Table 2 Prenatal ultrasound differentiation and prognosis of fetal hepatic tumors

Prenatal detection of fetal hepatic hemangioma requires regular follow-up to identify potential life-threatening issues, typically every 2–4 weeks. If shunting with high-flow or increased flow through the hepatic and portal vessels occurs, the mass rapidly increases, or if the fetus develops high-output heart failure, edema, hemolytic anemia, or severe thrombocytopenia, the assessment is adjusted to every 1–2 weeks, and an echocardiogram is especially valuable in evaluating cardiac function. If the diagnosis is difficult, a magnetic resonance imaging or computed tomography scan may be performed to confirm it. Routine blood tests, thyroid function, coagulation, alpha-fetoprotein, and echocardiography may be performed simultaneously to confirm the presence of complications such as heart failure, tumor rupture and bleeding, Kasabach–Merritt syndrome, and congenital hypothyroidism and rule out liver malignancy, the absence of fetal heart failure, and adverse outcomes such as stillbirth [5].

There is no consensus on the dynamic monitoring and treatment of hepatic hemangiomas, and management is tailored to tumor classification and the newborn’s clinical condition [5, 6]. Fetuses with hepatic hemangiomas should have an ultrasound scan immediately after birth, particularly for giant fetal hepatic hemangioma. Asymptomatic infants are generally monitored for at least 1 year, as most hemangiomas regress spontaneously by age 1 year. Symptomatic cases presenting with dyspnea, heart failure, or hypothyroidism require medical treatment, transhepatic arterial embolization, or surgical resection. Propranolol is the first choice for treating hepatic hemangiomas in infants and children. In addition, combining rapamycin with propranolol and glucocorticoids may enhance therapeutic outcomes. Relatively, their side effects are greater. In children with poor response to medical treatment, high-flow arteriovenous shunting, and rapidly deteriorating cardiac function, urgent transcatheter hepatic arteriovenous fistula embolization is highly effective.
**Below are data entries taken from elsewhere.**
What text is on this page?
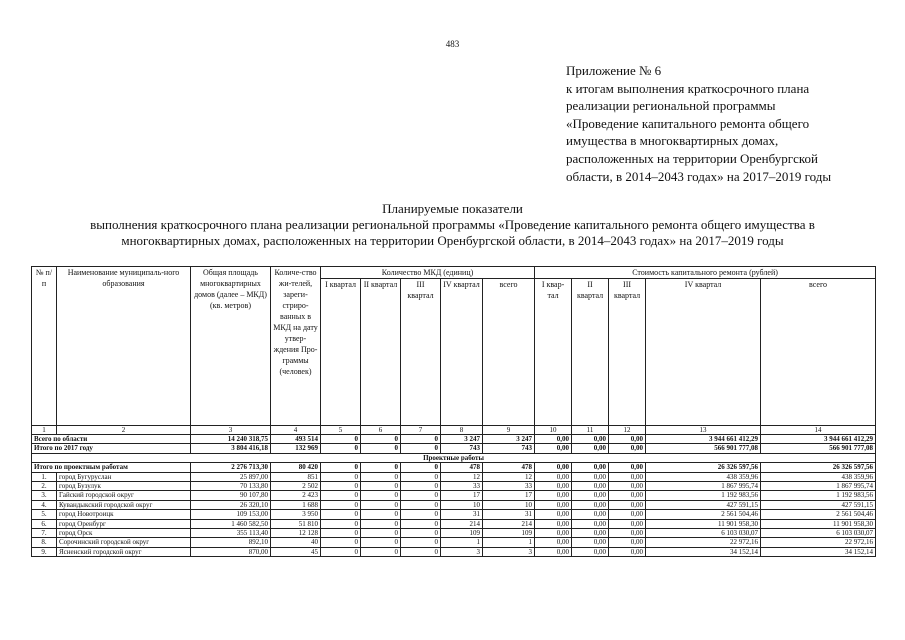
483
Приложение № 6
к итогам выполнения краткосрочного плана
реализации региональной программы
«Проведение капитального ремонта общего
имущества в многоквартирных домах,
расположенных на территории Оренбургской
области, в 2014–2043 годах» на 2017–2019 годы
Планируемые показатели
выполнения краткосрочного плана реализации региональной программы «Проведение капитального ремонта общего имущества в
многоквартирных домах, расположенных на территории Оренбургской области, в 2014–2043 годах» на 2017–2019 годы
№ п/п	Наименование муниципаль-ного образования	Общая площадь многоквартирных домов (далее – МКД) (кв. метров)	Количе-ство жи-телей, зареги-стриро-ванных в МКД на дату утвер-ждения Про-граммы (человек)	Количество МКД (единиц)					Стоимость капитального ремонта (рублей)				
				I квартал	II квартал	III квартал	IV квартал	всего	I квар-тал	II квартал	III квартал	IV квартал	всего
1	2	3	4	5	6	7	8	9	10	11	12	13	14
Всего по области		14 240 318,75	493 514	0	0	0	3 247	3 247	0,00	0,00	0,00	3 944 661 412,29	3 944 661 412,29
Итого по 2017 году		3 804 416,18	132 969	0	0	0	743	743	0,00	0,00	0,00	566 901 777,08	566 901 777,08
Проектные работы													
Итого по проектным работам		2 276 713,30	80 420	0	0	0	478	478	0,00	0,00	0,00	26 326 597,56	26 326 597,56
1.	город Бугуруслан	25 897,00	851	0	0	0	12	12	0,00	0,00	0,00	438 359,96	438 359,96
2.	город Бузулук	70 133,80	2 502	0	0	0	33	33	0,00	0,00	0,00	1 867 995,74	1 867 995,74
3.	Гайский городской округ	90 107,80	2 423	0	0	0	17	17	0,00	0,00	0,00	1 192 983,56	1 192 983,56
4.	Кувандыкский городской округ	26 320,10	1 688	0	0	0	10	10	0,00	0,00	0,00	427 591,15	427 591,15
5.	город Новотроицк	109 153,00	3 950	0	0	0	31	31	0,00	0,00	0,00	2 561 504,46	2 561 504,46
6.	город Оренбург	1 460 582,50	51 810	0	0	0	214	214	0,00	0,00	0,00	11 901 958,30	11 901 958,30
7.	город Орск	355 113,40	12 128	0	0	0	109	109	0,00	0,00	0,00	6 103 030,07	6 103 030,07
8.	Сорочинский городской округ	892,10	40	0	0	0	1	1	0,00	0,00	0,00	22 972,16	22 972,16
9.	Ясненский городской округ	870,00	45	0	0	0	3	3	0,00	0,00	0,00	34 152,14	34 152,14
When medical treatment fails and symptoms are severe, with focal or multiple lesions, surgical resection is effective. Regardless of the treatment plan, regular follow-up evaluations should be conducted through ultrasound examination to make the most reasonable adjustments promptly.
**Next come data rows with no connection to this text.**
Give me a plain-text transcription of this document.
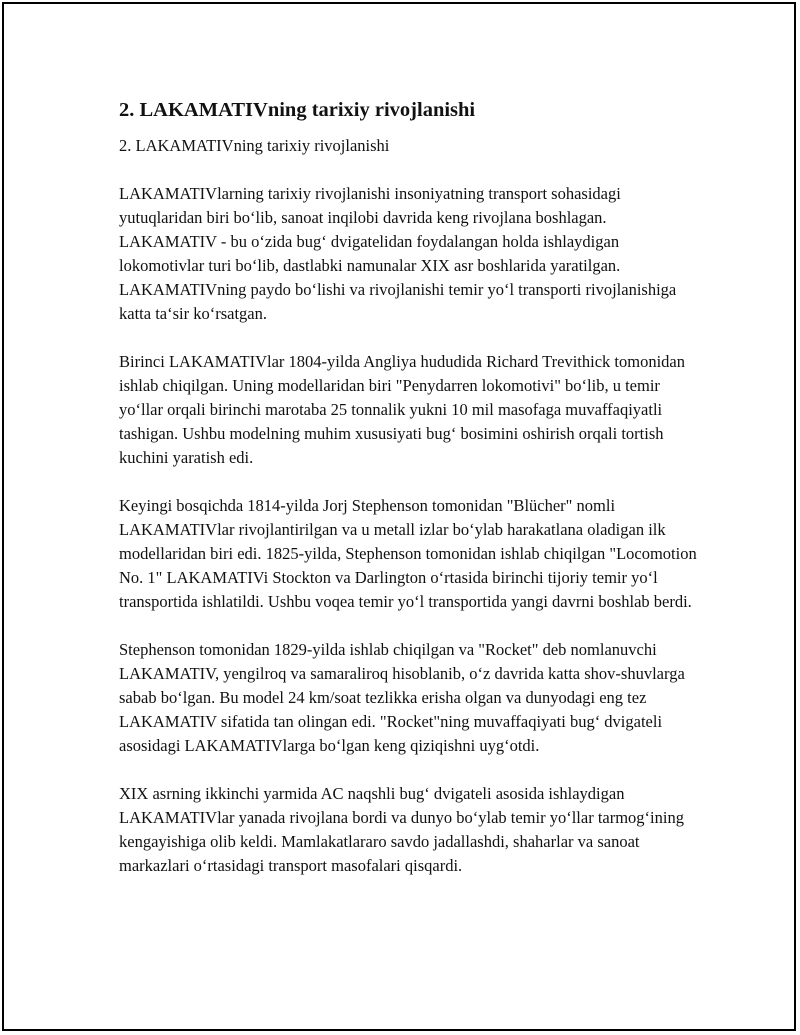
2. LAKAMATIVning tarixiy rivojlanishi
2. LAKAMATIVning tarixiy rivojlanishi

LAKAMATIVlarning tarixiy rivojlanishi insoniyatning transport sohasidagi yutuqlaridan biri bo‘lib, sanoat inqilobi davrida keng rivojlana boshlagan. LAKAMATIV - bu o‘zida bug‘ dvigatelidan foydalangan holda ishlaydigan lokomotivlar turi bo‘lib, dastlabki namunalar XIX asr boshlarida yaratilgan. LAKAMATIVning paydo bo‘lishi va rivojlanishi temir yo‘l transporti rivojlanishiga katta ta‘sir ko‘rsatgan.

Birinci LAKAMATIVlar 1804-yilda Angliya hududida Richard Trevithick tomonidan ishlab chiqilgan. Uning modellaridan biri "Penydarren lokomotivi" bo‘lib, u temir yo‘llar orqali birinchi marotaba 25 tonnalik yukni 10 mil masofaga muvaffaqiyatli tashigan. Ushbu modelning muhim xususiyati bug‘ bosimini oshirish orqali tortish kuchini yaratish edi.

Keyingi bosqichda 1814-yilda Jorj Stephenson tomonidan "Blücher" nomli LAKAMATIVlar rivojlantirilgan va u metall izlar bo‘ylab harakatlana oladigan ilk modellaridan biri edi. 1825-yilda, Stephenson tomonidan ishlab chiqilgan "Locomotion No. 1" LAKAMATIVi Stockton va Darlington o‘rtasida birinchi tijoriy temir yo‘l transportida ishlatildi. Ushbu voqea temir yo‘l transportida yangi davrni boshlab berdi.

Stephenson tomonidan 1829-yilda ishlab chiqilgan va "Rocket" deb nomlanuvchi LAKAMATIV, yengilroq va samaraliroq hisoblanib, o‘z davrida katta shov-shuvlarga sabab bo‘lgan. Bu model 24 km/soat tezlikka erisha olgan va dunyodagi eng tez LAKAMATIV sifatida tan olingan edi. "Rocket"ning muvaffaqiyati bug‘ dvigateli asosidagi LAKAMATIVlarga bo‘lgan keng qiziqishni uyg‘otdi.

XIX asrning ikkinchi yarmida AC naqshli bug‘ dvigateli asosida ishlaydigan LAKAMATIVlar yanada rivojlana bordi va dunyo bo‘ylab temir yo‘llar tarmog‘ining kengayishiga olib keldi. Mamlakatlararo savdo jadallashdi, shaharlar va sanoat markazlari o‘rtasidagi transport masofalari qisqardi.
Ultrasound is non-invasive, effective, inexpensive, and practical for diagnosing hepatic hemangiomas. Its continuous dynamic scanning and color Doppler US provide detailed insights into the blood supply of the tumor and the function of other blood vessels in the liver and heart, making it the preferred method [6]. For prenatal detection of giant liver hemangiomas, a systematic assessment of the fetal condition is crucial for determining delivery timing, postnatal examination, treatment options, and follow-up care.